I can imagine a process, let’s call it the DiPetrio Process, which would be similar to current systematic desensitization techniques such as Eye Movement Desensitization and Reprocessing (EMDR). Desensitization has the client recall a traumatic memory, with the help of a therapist, to gain emotional and cognitive control of their responses to the memories. The nanomachines would in essence dramatically speed up the healing process. I think this could be a very important step for victims of complex or repeated trauma who are trapped in cycles of violence and addiction.
The DiPetrio Process would bolster the physical systems in the brain that give us the ability to control the flow of energy and information. We could help clients develop capacity in their hippocampus allowing them to manage emotional responses. It could also reduce the influence of the amygdala, decreasing the intensity of emotional responses to stress. I imagine this process would conducted over an extended period of time, as the client would need time to practice and adjust to new ways of relating with the world.
Even with the DiPetrio Process, we would need to create an environment of safety and support for clients. Client’s brains can become well adapted to surviving homelessness, domestic violence, or living with addiction. Rapid healing makes no sense if they live in an unsafe place, or return to a violent relationship, as restructuring would take away tools that enable them to cope and survive within these tragic situations.
My sad conclusion is that even with this future technology, our current systems might not support rapid recovery. We still don’t have enough housing, psychiatric beds, or resources necessary to create enough safety to ethically implement the DiPetrio Process.
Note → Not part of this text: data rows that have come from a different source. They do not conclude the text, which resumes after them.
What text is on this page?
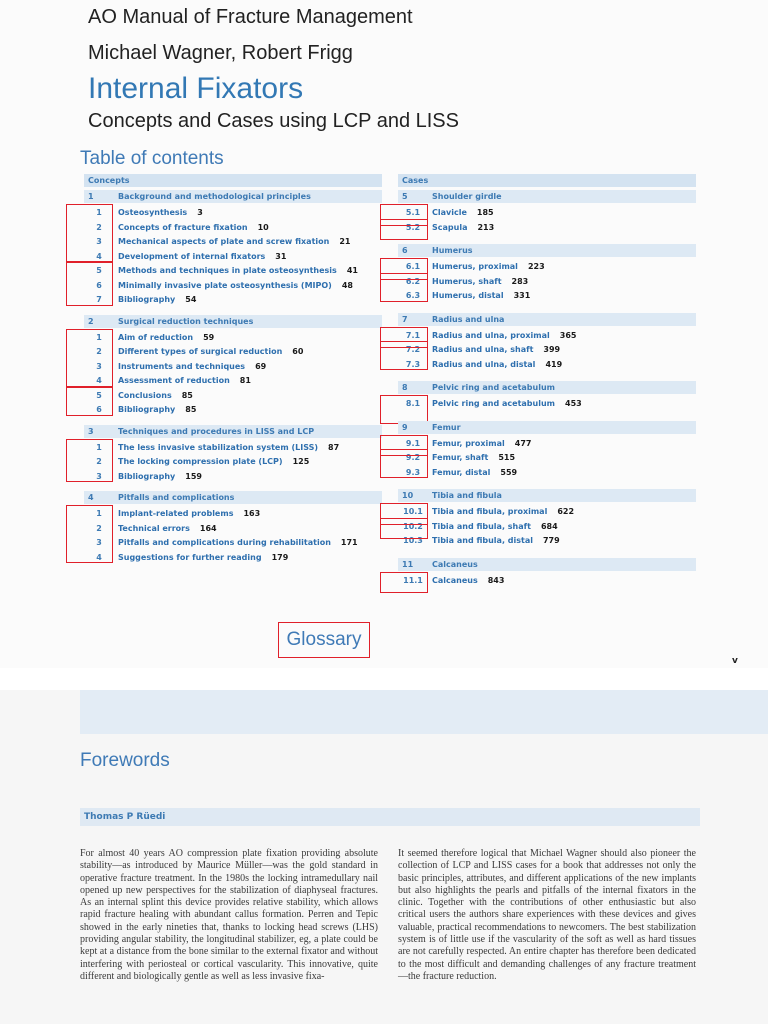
AO Manual of Fracture Management
Michael Wagner, Robert Frigg
Internal Fixators
Concepts and Cases using LCP and LISS
Table of contents
Concepts	Cases
Glossary
v
1	Background and methodological principles
1	Osteosynthesis 3
2	Concepts of fracture fixation 10
3	Mechanical aspects of plate and screw fixation 21
4	Development of internal fixators 31
5	Methods and techniques in plate osteosynthesis 41
6	Minimally invasive plate osteosynthesis (MIPO) 48
7	Bibliography 54
2	Surgical reduction techniques
1	Aim of reduction 59
2	Different types of surgical reduction 60
3	Instruments and techniques 69
4	Assessment of reduction 81
5	Conclusions 85
6	Bibliography 85
3	Techniques and procedures in LISS and LCP
1	The less invasive stabilization system (LISS) 87
2	The locking compression plate (LCP) 125
3	Bibliography 159
4	Pitfalls and complications
1	Implant-related problems 163
2	Technical errors 164
3	Pitfalls and complications during rehabilitation 171
4	Suggestions for further reading 179
5	Shoulder girdle
5.1	Clavicle 185
5.2	Scapula 213
6	Humerus
6.1	Humerus, proximal 223
6.2	Humerus, shaft 283
6.3	Humerus, distal 331
7	Radius and ulna
7.1	Radius and ulna, proximal 365
7.2	Radius and ulna, shaft 399
7.3	Radius and ulna, distal 419
8	Pelvic ring and acetabulum
8.1	Pelvic ring and acetabulum 453
9	Femur
9.1	Femur, proximal 477
9.2	Femur, shaft 515
9.3	Femur, distal 559
10 Tibia and fibula
10.1	Tibia and fibula, proximal 622
10.2	Tibia and fibula, shaft 684
10.3	Tibia and fibula, distal 779
11 Calcaneus
11.1	Calcaneus 843
Forewords
Thomas P Rüedi
For almost 40 years AO compression plate fixation providing absolute stability—as introduced by Maurice Müller—was the gold standard in operative fracture treatment. In the 1980s the locking intramedullary nail opened up new perspectives for the stabilization of diaphyseal fractures. As an internal splint this device provides relative stability, which allows rapid fracture healing with abundant callus formation. Perren and Tepic showed in the early nineties that, thanks to locking head screws (LHS) providing angular stability, the longitudinal stabilizer, eg, a plate could be kept at a distance from the bone similar to the external fixator and without interfering with periosteal or cortical vascularity. This innovative, quite different and biologically gentle as well as less invasive fixa-
It seemed therefore logical that Michael Wagner should also pioneer the collection of LCP and LISS cases for a book that addresses not only the basic principles, attributes, and different applications of the new implants but also highlights the pearls and pitfalls of the internal fixators in the clinic. Together with the contributions of other enthusiastic but also critical users the authors share experiences with these devices and gives valuable, practical recommendations to newcomers. The best stabilization system is of little use if the vascularity of the soft as well as hard tissues are not carefully respected. An entire chapter has therefore been dedicated to the most difficult and demanding challenges of any fracture treatment—the fracture reduction.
Even today, while we know so much about how to heal trauma, our society does not value those we serve. We aren’t provided the necessary resources to give our clients the opportunity to heal and the skills (job training, money management, relationship skills) they would need to thrive in “mainstream” society.
Until we value all human life and take responsibility for the hurt and struggling in our society, technology and innovation will have little impact. The hope for our clients lies not in technology, it exists in the hearts of each of us. Until our society learns to care about our clients, they will never receive the help and healing they need; trauma, addiction and extreme poverty will continue to be passed on from generation to generation.
I’d like to end this post thanking each of you for what you do to help these clients in need; even though the greater community may not recognize or appreciate the importance, we all know where our clients would be without your support.